L'idée s'accroupit et se lève jusqu'au jour où Alessandra Selmi commence à faire les premières recherches sur le village ouvrier de Crespi d'Adda, maintenant protagoniste de son livre De ce côté de la rivière (Nord), le histoire du premier village industriel italien et de la famille qui l'a créé.Aujourd'hui, avec la fermeture définitive de l'usine en 2003, le village ouvrier de Crespi d'Adda, dans la commune lombarde de Capriate, est inscrit au patrimoine de l'UNESCO depuis 1995, le seul site archéologique au monde à être habité, en grande partie par les descendants des premiers ouvriers qui sont venus travailler ici à la filature de coton Benigno Crespi à la fin du XIXe siècle.
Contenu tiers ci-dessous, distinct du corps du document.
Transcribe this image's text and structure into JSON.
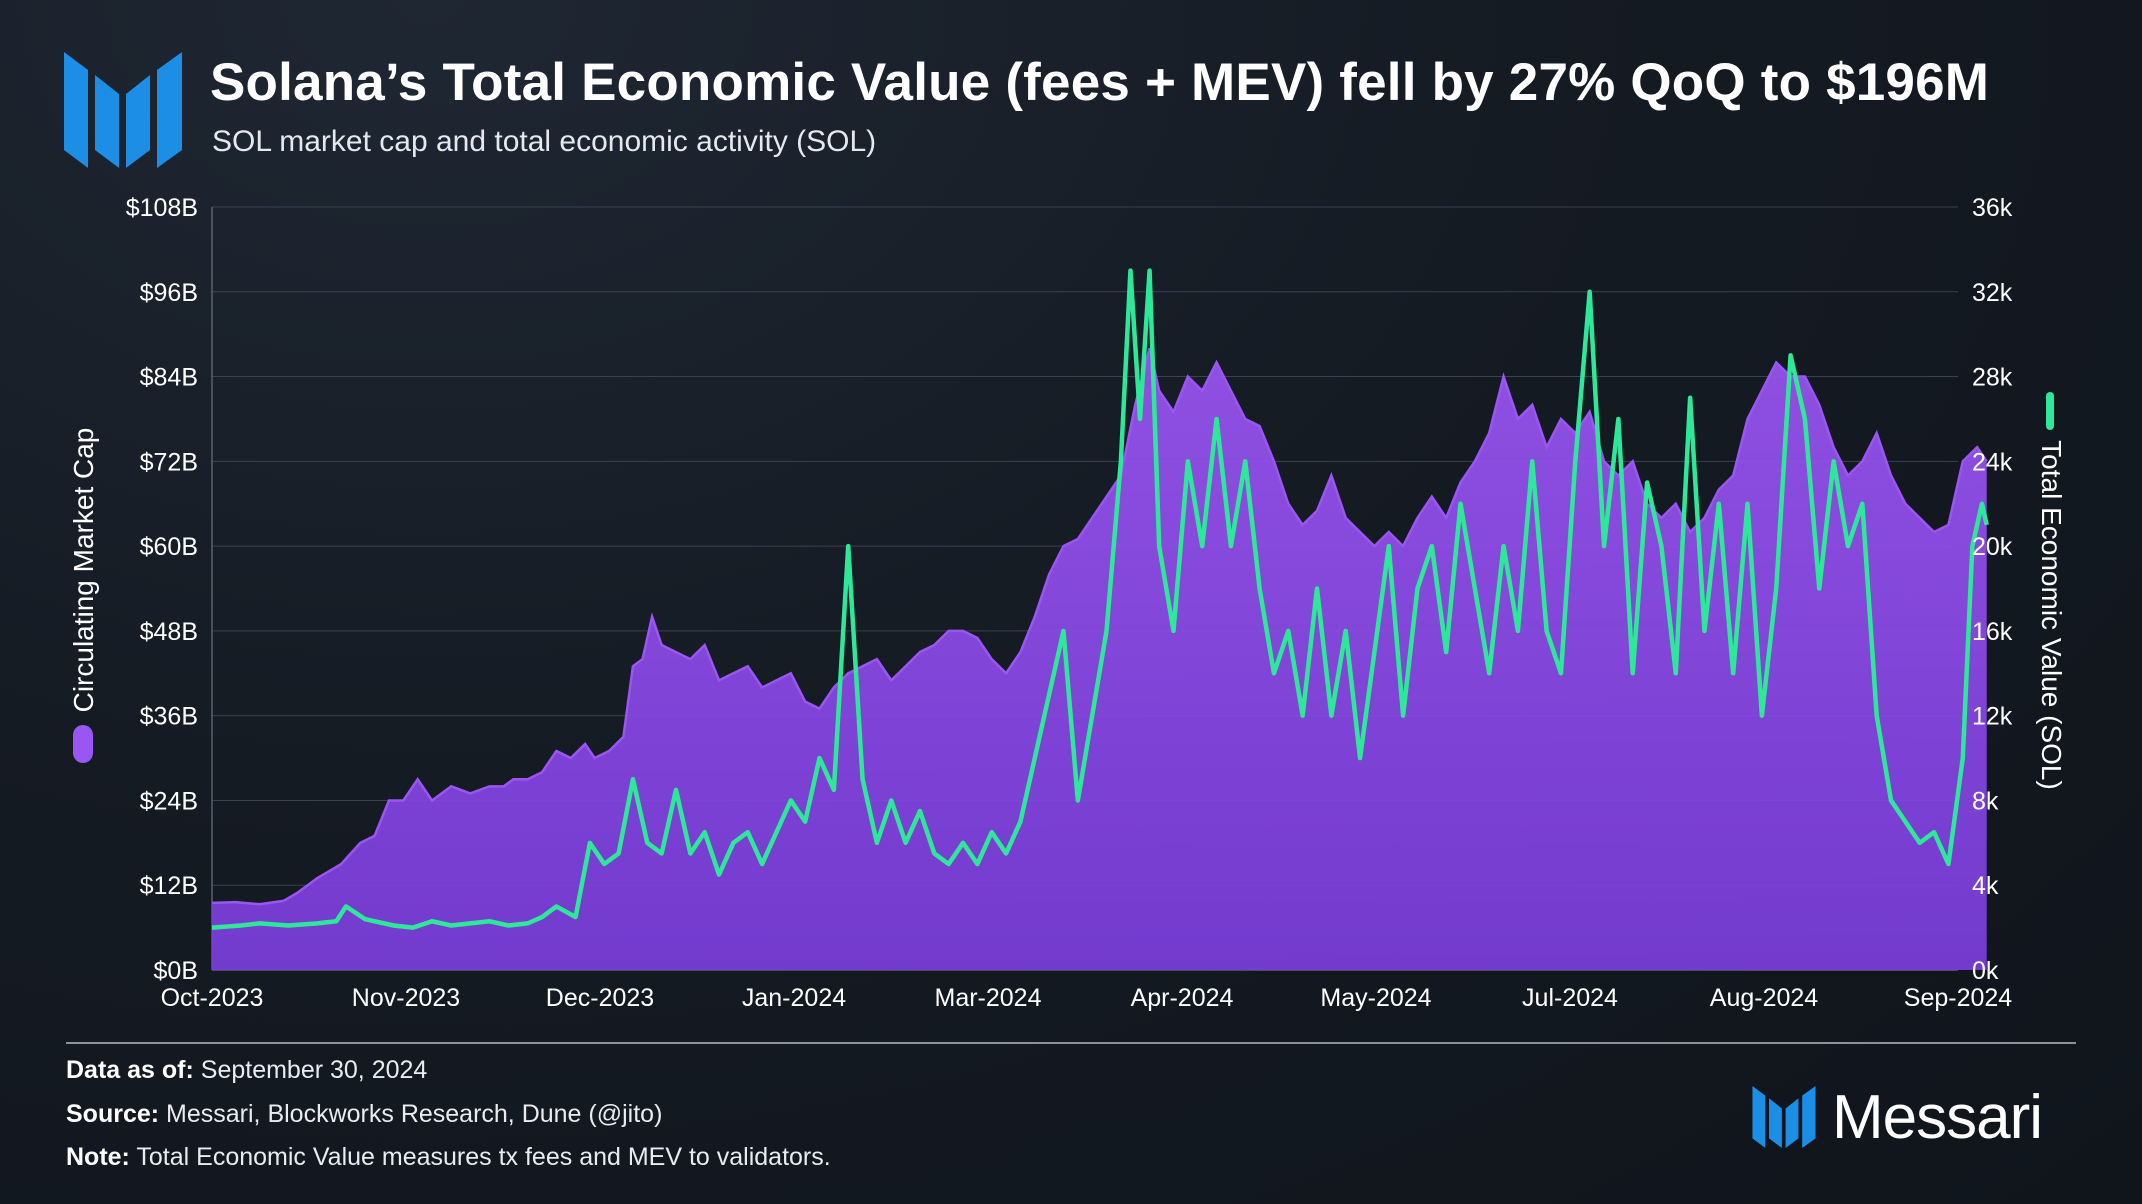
{
  "header": {
    "title": "Solana’s Total Economic Value (fees + MEV) fell by 27% QoQ to $196M",
    "subtitle": "SOL market cap and total economic activity (SOL)"
  },
  "footer": {
    "data_as_of_label": "Data as of:",
    "data_as_of_value": "September 30, 2024",
    "source_label": "Source:",
    "source_value": "Messari, Blockworks Research, Dune (@jito)",
    "note_label": "Note:",
    "note_value": "Total Economic Value measures tx fees and MEV to validators.",
    "brand_name": "Messari"
  },
  "colors": {
    "market_cap_fill": "#7b3ddd",
    "market_cap_line": "#9a55f2",
    "economic_value_line": "#2ee89a",
    "brand_blue": "#1d8ee6",
    "grid": "#3a4150"
  },
  "chart_data": {
    "type": "area+line",
    "title": "Solana’s Total Economic Value (fees + MEV) fell by 27% QoQ to $196M",
    "subtitle": "SOL market cap and total economic activity (SOL)",
    "x_tick_labels": [
      "Oct-2023",
      "Nov-2023",
      "Dec-2023",
      "Jan-2024",
      "Mar-2024",
      "Apr-2024",
      "May-2024",
      "Jul-2024",
      "Aug-2024",
      "Sep-2024"
    ],
    "x_range_days": [
      0,
      365
    ],
    "left_axis": {
      "label": "Circulating Market Cap",
      "range": [
        0,
        108
      ],
      "ticks": [
        0,
        12,
        24,
        36,
        48,
        60,
        72,
        84,
        96,
        108
      ],
      "tick_labels": [
        "$0B",
        "$12B",
        "$24B",
        "$36B",
        "$48B",
        "$60B",
        "$72B",
        "$84B",
        "$96B",
        "$108B"
      ]
    },
    "right_axis": {
      "label": "Total Economic Value (SOL)",
      "range": [
        0,
        36000
      ],
      "ticks": [
        0,
        4000,
        8000,
        12000,
        16000,
        20000,
        24000,
        28000,
        32000,
        36000
      ],
      "tick_labels": [
        "0k",
        "4k",
        "8k",
        "12k",
        "16k",
        "20k",
        "24k",
        "28k",
        "32k",
        "36k"
      ]
    },
    "series": [
      {
        "name": "Circulating Market Cap",
        "axis": "left",
        "style": "area",
        "unit": "USD billions",
        "points": [
          [
            0,
            9.5
          ],
          [
            5,
            9.6
          ],
          [
            10,
            9.3
          ],
          [
            15,
            9.8
          ],
          [
            18,
            11
          ],
          [
            22,
            13
          ],
          [
            27,
            15
          ],
          [
            31,
            18
          ],
          [
            34,
            19
          ],
          [
            37,
            24
          ],
          [
            40,
            24
          ],
          [
            43,
            27
          ],
          [
            46,
            24
          ],
          [
            50,
            26
          ],
          [
            54,
            25
          ],
          [
            58,
            26
          ],
          [
            61,
            26
          ],
          [
            63,
            27
          ],
          [
            66,
            27
          ],
          [
            69,
            28
          ],
          [
            72,
            31
          ],
          [
            75,
            30
          ],
          [
            78,
            32
          ],
          [
            80,
            30
          ],
          [
            83,
            31
          ],
          [
            86,
            33
          ],
          [
            88,
            43
          ],
          [
            90,
            44
          ],
          [
            92,
            50
          ],
          [
            94,
            46
          ],
          [
            97,
            45
          ],
          [
            100,
            44
          ],
          [
            103,
            46
          ],
          [
            106,
            41
          ],
          [
            109,
            42
          ],
          [
            112,
            43
          ],
          [
            115,
            40
          ],
          [
            118,
            41
          ],
          [
            121,
            42
          ],
          [
            124,
            38
          ],
          [
            127,
            37
          ],
          [
            130,
            40
          ],
          [
            133,
            42
          ],
          [
            136,
            43
          ],
          [
            139,
            44
          ],
          [
            142,
            41
          ],
          [
            145,
            43
          ],
          [
            148,
            45
          ],
          [
            151,
            46
          ],
          [
            154,
            48
          ],
          [
            157,
            48
          ],
          [
            160,
            47
          ],
          [
            163,
            44
          ],
          [
            166,
            42
          ],
          [
            169,
            45
          ],
          [
            172,
            50
          ],
          [
            175,
            56
          ],
          [
            178,
            60
          ],
          [
            181,
            61
          ],
          [
            184,
            64
          ],
          [
            187,
            67
          ],
          [
            190,
            70
          ],
          [
            193,
            80
          ],
          [
            196,
            88
          ],
          [
            198,
            82
          ],
          [
            201,
            79
          ],
          [
            204,
            84
          ],
          [
            207,
            82
          ],
          [
            210,
            86
          ],
          [
            213,
            82
          ],
          [
            216,
            78
          ],
          [
            219,
            77
          ],
          [
            222,
            72
          ],
          [
            225,
            66
          ],
          [
            228,
            63
          ],
          [
            231,
            65
          ],
          [
            234,
            70
          ],
          [
            237,
            64
          ],
          [
            240,
            62
          ],
          [
            243,
            60
          ],
          [
            246,
            62
          ],
          [
            249,
            60
          ],
          [
            252,
            64
          ],
          [
            255,
            67
          ],
          [
            258,
            64
          ],
          [
            261,
            69
          ],
          [
            264,
            72
          ],
          [
            267,
            76
          ],
          [
            270,
            84
          ],
          [
            273,
            78
          ],
          [
            276,
            80
          ],
          [
            279,
            74
          ],
          [
            282,
            78
          ],
          [
            285,
            76
          ],
          [
            288,
            79
          ],
          [
            291,
            72
          ],
          [
            294,
            70
          ],
          [
            297,
            72
          ],
          [
            300,
            66
          ],
          [
            303,
            64
          ],
          [
            306,
            66
          ],
          [
            309,
            62
          ],
          [
            312,
            64
          ],
          [
            315,
            68
          ],
          [
            318,
            70
          ],
          [
            321,
            78
          ],
          [
            324,
            82
          ],
          [
            327,
            86
          ],
          [
            330,
            84
          ],
          [
            333,
            84
          ],
          [
            336,
            80
          ],
          [
            339,
            74
          ],
          [
            342,
            70
          ],
          [
            345,
            72
          ],
          [
            348,
            76
          ],
          [
            351,
            70
          ],
          [
            354,
            66
          ],
          [
            357,
            64
          ],
          [
            360,
            62
          ],
          [
            363,
            63
          ],
          [
            366,
            72
          ],
          [
            369,
            74
          ],
          [
            371,
            72
          ]
        ]
      },
      {
        "name": "Total Economic Value (SOL)",
        "axis": "right",
        "style": "line",
        "unit": "SOL",
        "points": [
          [
            0,
            2000
          ],
          [
            6,
            2100
          ],
          [
            10,
            2200
          ],
          [
            16,
            2100
          ],
          [
            22,
            2200
          ],
          [
            26,
            2300
          ],
          [
            28,
            3000
          ],
          [
            32,
            2400
          ],
          [
            38,
            2100
          ],
          [
            42,
            2000
          ],
          [
            46,
            2300
          ],
          [
            50,
            2100
          ],
          [
            54,
            2200
          ],
          [
            58,
            2300
          ],
          [
            62,
            2100
          ],
          [
            66,
            2200
          ],
          [
            69,
            2500
          ],
          [
            72,
            3000
          ],
          [
            76,
            2500
          ],
          [
            79,
            6000
          ],
          [
            82,
            5000
          ],
          [
            85,
            5500
          ],
          [
            88,
            9000
          ],
          [
            91,
            6000
          ],
          [
            94,
            5500
          ],
          [
            97,
            8500
          ],
          [
            100,
            5500
          ],
          [
            103,
            6500
          ],
          [
            106,
            4500
          ],
          [
            109,
            6000
          ],
          [
            112,
            6500
          ],
          [
            115,
            5000
          ],
          [
            118,
            6500
          ],
          [
            121,
            8000
          ],
          [
            124,
            7000
          ],
          [
            127,
            10000
          ],
          [
            130,
            8500
          ],
          [
            133,
            20000
          ],
          [
            136,
            9000
          ],
          [
            139,
            6000
          ],
          [
            142,
            8000
          ],
          [
            145,
            6000
          ],
          [
            148,
            7500
          ],
          [
            151,
            5500
          ],
          [
            154,
            5000
          ],
          [
            157,
            6000
          ],
          [
            160,
            5000
          ],
          [
            163,
            6500
          ],
          [
            166,
            5500
          ],
          [
            169,
            7000
          ],
          [
            172,
            10000
          ],
          [
            175,
            13000
          ],
          [
            178,
            16000
          ],
          [
            181,
            8000
          ],
          [
            184,
            12000
          ],
          [
            187,
            16000
          ],
          [
            190,
            24000
          ],
          [
            192,
            33000
          ],
          [
            194,
            26000
          ],
          [
            196,
            33000
          ],
          [
            198,
            20000
          ],
          [
            201,
            16000
          ],
          [
            204,
            24000
          ],
          [
            207,
            20000
          ],
          [
            210,
            26000
          ],
          [
            213,
            20000
          ],
          [
            216,
            24000
          ],
          [
            219,
            18000
          ],
          [
            222,
            14000
          ],
          [
            225,
            16000
          ],
          [
            228,
            12000
          ],
          [
            231,
            18000
          ],
          [
            234,
            12000
          ],
          [
            237,
            16000
          ],
          [
            240,
            10000
          ],
          [
            243,
            15000
          ],
          [
            246,
            20000
          ],
          [
            249,
            12000
          ],
          [
            252,
            18000
          ],
          [
            255,
            20000
          ],
          [
            258,
            15000
          ],
          [
            261,
            22000
          ],
          [
            264,
            18000
          ],
          [
            267,
            14000
          ],
          [
            270,
            20000
          ],
          [
            273,
            16000
          ],
          [
            276,
            24000
          ],
          [
            279,
            16000
          ],
          [
            282,
            14000
          ],
          [
            285,
            24000
          ],
          [
            288,
            32000
          ],
          [
            291,
            20000
          ],
          [
            294,
            26000
          ],
          [
            297,
            14000
          ],
          [
            300,
            23000
          ],
          [
            303,
            20000
          ],
          [
            306,
            14000
          ],
          [
            309,
            27000
          ],
          [
            312,
            16000
          ],
          [
            315,
            22000
          ],
          [
            318,
            14000
          ],
          [
            321,
            22000
          ],
          [
            324,
            12000
          ],
          [
            327,
            18000
          ],
          [
            330,
            29000
          ],
          [
            333,
            26000
          ],
          [
            336,
            18000
          ],
          [
            339,
            24000
          ],
          [
            342,
            20000
          ],
          [
            345,
            22000
          ],
          [
            348,
            12000
          ],
          [
            351,
            8000
          ],
          [
            354,
            7000
          ],
          [
            357,
            6000
          ],
          [
            360,
            6500
          ],
          [
            363,
            5000
          ],
          [
            366,
            10000
          ],
          [
            368,
            20000
          ],
          [
            370,
            22000
          ],
          [
            371,
            21000
          ]
        ]
      }
    ],
    "legend": [
      {
        "name": "Circulating Market Cap",
        "position": "left-vertical",
        "marker": "purple-pill"
      },
      {
        "name": "Total Economic Value (SOL)",
        "position": "right-vertical",
        "marker": "green-line"
      }
    ]
  }
}
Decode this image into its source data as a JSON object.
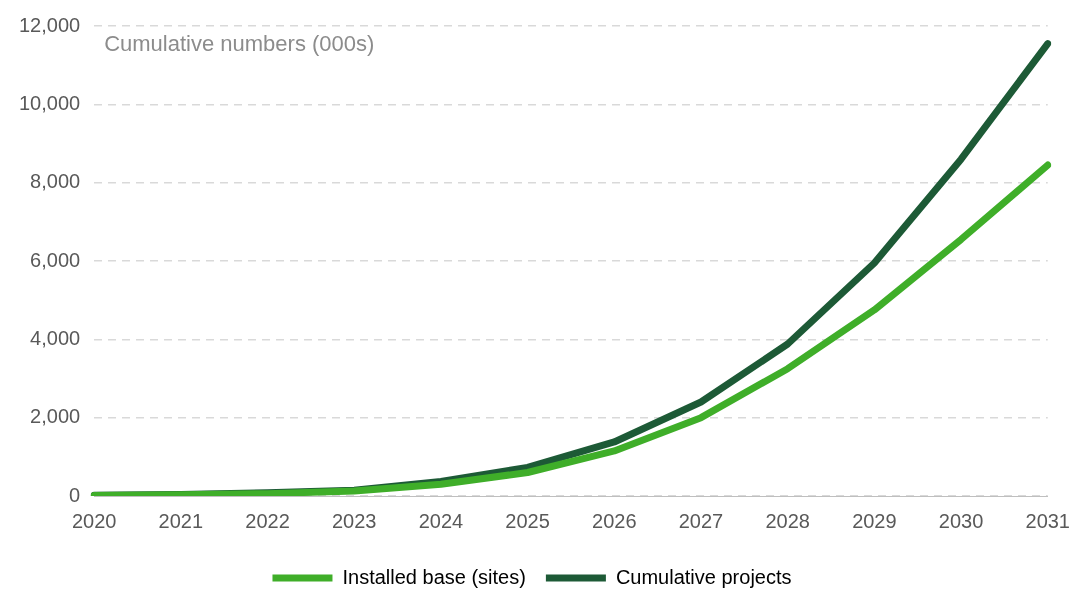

À quelques encablures de Milan, Crespi d'Adda est une destination suspendue dans le temps, un lieu d'archéologie industrielle qui transporte dans une photographie aux tons sépia, une plongée dans le Quarto Stato de Pellizza da Volpedo. «Le manoir et l'usine sont maintenant fermés, ainsi que la piscine et le théâtre, mais les maisons habitées restent, l'école fonctionne et l'église est une paroisse» dit Alessandra Selmi qui dans son livre suit l'histoire de la famille Crespi et anime le village d'histoires de vie, restituant un passé qui sent bon le capitalisme primitif et les luttes ouvrières, le champagne au Château et la soupe à l'auberge.

La vie au village

Il déplace ses protagonistes, Carlo, les Malberti, les Vitalis, Emilia dans les passions d'une civilisation qui de paysanne devient ouvrière et goûte au premier bien-être, vivant et travaillant dans un rêve : l'utopie de Cristoforo Crespi pour construire un village industriel qui donnerait du bien-être à ses ouvriers, un projet communautaire géré du berceau au cercueil autour des besoins de l'usine.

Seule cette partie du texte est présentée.